Dorri Partain 
Assistant Editor 

Following the attack at Pearl Harbor on December 7, 1941, American citizens faced shortages of certain items. Whether these items were being shipped overseas to support the troops and allies or imports were halted due to safety or transportation concerns, The Office of Price Administration, a division of the United States government, produced a ration stamp system that would fairly allow for the purchase of necessities. By May of 1942, Book One was being distributed to control the amount and price of white sugar, thus earning the nickname, ”sugar book”.

By November of that year, coffee was added, and subsequent Books 3 and 4 controlled the purchase of all meat, dairy, and fat products as well.  The back cover of each book reminded the shopper to: “Never buy rationed goods without ration stamps.

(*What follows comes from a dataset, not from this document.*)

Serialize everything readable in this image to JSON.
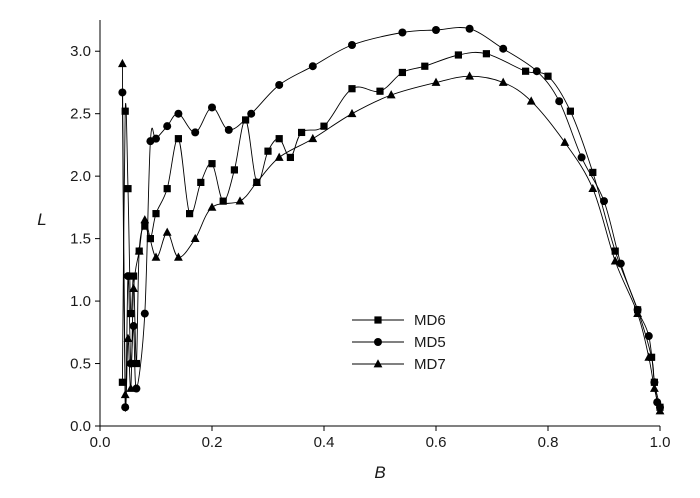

Never pay more than the legal price.”

Ration books were distributed to every American citizen regardless of age, but if a family member died before the book was completed, the remainder of the book had to be returned to the local Ration Board as all books were regarded as government property. Citizens under the age of 18 were not required to sign the book allocated to them.

The stamps inside the book were colored, numbered and lettered to indicate how and when they could be used.  Stamps could only be removed at the time of purchase and in sight of the clerk handling the transaction. Loose stamps were considered void, but torn stamps still inside the book were considered valid.

Ration Book Four, issued in 1943, contained eight pages totaling 384 stamps. Green and blue stamps were used to buy canned goods, red was for meat, and black was coffee, sugar, and numerous “spares” that would be implemented in the event adjustments were made to the rationing  program.

Throughout the rationing program, which officially ended in 1947, citizens  were advised, “Give your whole support to rationing and hereby conserve our vital goods. Be guided by the rule: If you don’t need it, DON’T BUY IT.”